When my daughter stood almost over them and clicked on her flashlight, it was as if we had discovered, by plane, the Japanese fleet at Midway. Several large slugs with dozens of smaller ones surrounding them were charging toward my front door at a cruising speed of over 6 inches/minute (or .00568 miles per hour). These slugs were smart, organized, disciplined--and, even more clever, they all looked the same, but for the variations in size. It was virtually impossible to tell who the leader was. And with no hesitation, they were coming towards us.

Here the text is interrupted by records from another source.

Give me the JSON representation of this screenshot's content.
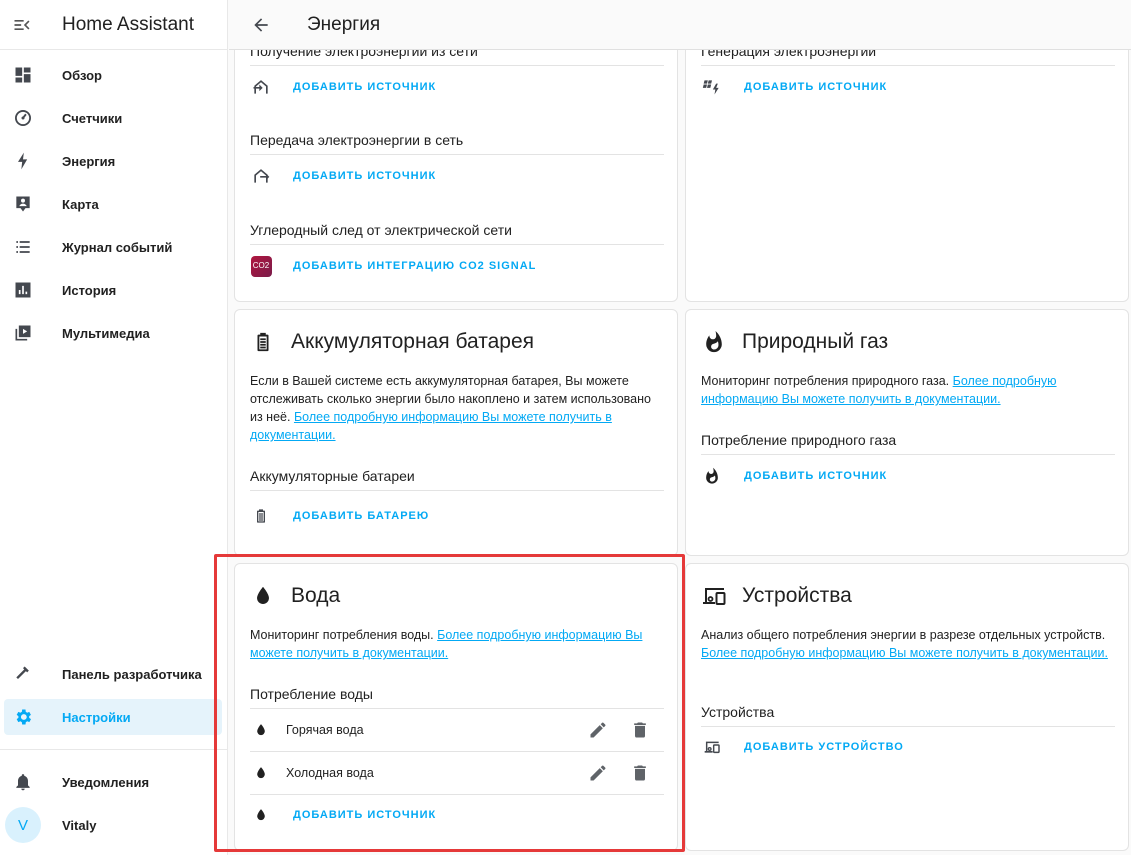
{
  "app": {
    "title": "Home Assistant"
  },
  "sidebar": {
    "items": [
      {
        "label": "Обзор",
        "icon": "dashboard-icon"
      },
      {
        "label": "Счетчики",
        "icon": "gauge-icon"
      },
      {
        "label": "Энергия",
        "icon": "lightning-icon"
      },
      {
        "label": "Карта",
        "icon": "map-person-icon"
      },
      {
        "label": "Журнал событий",
        "icon": "list-icon"
      },
      {
        "label": "История",
        "icon": "chart-box-icon"
      },
      {
        "label": "Мультимедиа",
        "icon": "media-icon"
      }
    ],
    "bottom": {
      "developer": "Панель разработчика",
      "settings": "Настройки",
      "notifications": "Уведомления",
      "user": "Vitaly",
      "avatar_letter": "V"
    }
  },
  "topbar": {
    "title": "Энергия"
  },
  "grid_card": {
    "consumption_title": "Получение электроэнергии из сети",
    "consumption_add": "Добавить источник",
    "return_title": "Передача электроэнергии в сеть",
    "return_add": "Добавить источник",
    "co2_title": "Углеродный след от электрической сети",
    "co2_add": "Добавить интеграцию CO2 Signal",
    "co2_logo": "CO2"
  },
  "solar_card": {
    "section_title": "Генерация электроэнергии",
    "add": "Добавить источник"
  },
  "battery_card": {
    "title": "Аккумуляторная батарея",
    "desc": "Если в Вашей системе есть аккумуляторная батарея, Вы можете отслеживать сколько энергии было накоплено и затем использовано из неё.",
    "link": "Более подробную информацию Вы можете получить в документации.",
    "section_title": "Аккумуляторные батареи",
    "add": "Добавить батарею"
  },
  "gas_card": {
    "title": "Природный газ",
    "desc": "Мониторинг потребления природного газа.",
    "link": "Более подробную информацию Вы можете получить в документации.",
    "section_title": "Потребление природного газа",
    "add": "Добавить источник"
  },
  "water_card": {
    "title": "Вода",
    "desc": "Мониторинг потребления воды.",
    "link": "Более подробную информацию Вы можете получить в документации.",
    "section_title": "Потребление воды",
    "items": [
      {
        "label": "Горячая вода"
      },
      {
        "label": "Холодная вода"
      }
    ],
    "add": "Добавить источник"
  },
  "devices_card": {
    "title": "Устройства",
    "desc": "Анализ общего потребления энергии в разрезе отдельных устройств.",
    "link": "Более подробную информацию Вы можете получить в документации.",
    "section_title": "Устройства",
    "add": "Добавить устройство"
  },
  "colors": {
    "accent": "#03a9f4",
    "icon": "#44484f",
    "highlight": "#e53939"
  }
}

It was quick decision time, either get out of the way of the onslaught or fight back. I chose the latter, guided by my daughter's steady hand on the flashlight and her even firmer resolve. She looked at me and she whispered angrily, "Enough is enough! I have had it with these muthafuckin' slugs on this muthafuckin' porch!"


And my salt rained from the sky.

I don't know if you've ever seen a slug run. Or the slug equivalent. All of the sudden the wet trail thickens and you can detect, if you get close, a veritable burst of speed that is detectable. I couldn't see it, of course; my vision was obscured by the saline blizzard I was unleashing as hard as I could, not only bombarding the main armada, but trying to take out some of the craftier ones that were on the brick walls. By now, they more than knew we were there, and each slug "ship" tried to scatter in a haphazard pattern, hoping to avoid the relentless assault. To no avail, I might add. We had them. Fish in a barrel.

Or so I thought.

It was then that the light caught the other side of the porch, where three slugs had taken a roundabout path, but were closer to the front door. So, the main armada was just a feint, a suicide mission designed to distract me, those slimy dozens willing to sacrifice themselves so that their brethren could get through. I saluted their sneaky valor, and then I salted them with extreme prejudice.

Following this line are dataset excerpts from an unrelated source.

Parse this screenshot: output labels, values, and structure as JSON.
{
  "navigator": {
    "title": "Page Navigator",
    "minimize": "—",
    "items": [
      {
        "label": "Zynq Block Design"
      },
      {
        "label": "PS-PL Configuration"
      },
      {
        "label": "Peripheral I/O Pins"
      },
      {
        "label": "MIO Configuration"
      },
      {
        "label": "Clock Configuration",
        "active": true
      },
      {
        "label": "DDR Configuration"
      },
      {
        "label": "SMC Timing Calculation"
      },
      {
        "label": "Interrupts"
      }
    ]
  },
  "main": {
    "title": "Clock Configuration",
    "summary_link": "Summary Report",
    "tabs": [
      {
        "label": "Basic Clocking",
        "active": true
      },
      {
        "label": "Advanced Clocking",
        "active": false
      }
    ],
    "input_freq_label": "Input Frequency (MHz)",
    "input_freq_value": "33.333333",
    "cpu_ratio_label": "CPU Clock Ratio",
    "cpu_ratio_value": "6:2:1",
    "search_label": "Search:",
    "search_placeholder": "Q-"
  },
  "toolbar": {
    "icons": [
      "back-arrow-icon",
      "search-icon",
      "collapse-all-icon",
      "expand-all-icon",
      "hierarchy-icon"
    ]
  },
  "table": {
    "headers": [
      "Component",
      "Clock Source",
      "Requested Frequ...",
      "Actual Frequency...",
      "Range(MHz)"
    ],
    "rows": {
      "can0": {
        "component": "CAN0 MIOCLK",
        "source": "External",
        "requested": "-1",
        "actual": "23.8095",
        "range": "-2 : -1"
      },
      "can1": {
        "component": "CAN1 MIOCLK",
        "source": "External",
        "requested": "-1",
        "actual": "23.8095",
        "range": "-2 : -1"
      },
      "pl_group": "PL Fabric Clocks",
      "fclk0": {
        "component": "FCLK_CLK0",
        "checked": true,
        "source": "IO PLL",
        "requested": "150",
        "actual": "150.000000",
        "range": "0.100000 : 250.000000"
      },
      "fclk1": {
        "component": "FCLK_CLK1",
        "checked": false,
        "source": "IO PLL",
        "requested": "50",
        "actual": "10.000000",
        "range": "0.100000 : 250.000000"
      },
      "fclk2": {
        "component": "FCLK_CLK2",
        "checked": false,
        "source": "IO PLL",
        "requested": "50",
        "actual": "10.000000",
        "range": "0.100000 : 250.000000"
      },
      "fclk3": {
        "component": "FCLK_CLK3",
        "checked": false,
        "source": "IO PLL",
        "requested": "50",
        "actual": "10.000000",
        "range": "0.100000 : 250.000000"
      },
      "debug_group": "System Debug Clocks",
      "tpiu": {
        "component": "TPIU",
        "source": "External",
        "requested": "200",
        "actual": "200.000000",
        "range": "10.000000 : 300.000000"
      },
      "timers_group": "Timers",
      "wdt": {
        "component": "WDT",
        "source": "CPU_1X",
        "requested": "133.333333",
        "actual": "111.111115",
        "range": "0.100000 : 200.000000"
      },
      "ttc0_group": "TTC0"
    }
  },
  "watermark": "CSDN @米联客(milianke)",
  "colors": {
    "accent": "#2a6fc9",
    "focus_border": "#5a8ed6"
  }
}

We stepped off the porch to survey our night's work. Just before we breathed a sigh of satisfaction, my daughter's precise light revealed that we had only compromised the front of that flesh-colored flotilla. They were coming out of the garden. The straight "hell from above" approach that I had employed so far would not work here. Our work was not yet complete! The most insidious remained. They were camouflaged among the mulch or creeping along the brick under the precipice. Having studied Midway, I knew that my only hope was to mimic the torpedo bombers and put horizontal fire onto these corsairs. At great expense of salt, I launched wave after wave of sideways attack, eventually lodging enough crystals along the top ledge of the slugs until eventually, the salt broke their hold on the brick and they fell.

It was over. The dead shriveled and the dying writhed, and I took grim satisfaction with the work we had done. But it was over.

What is to be learned? Only this: stay off my muthafuckin' porch...if you want to live.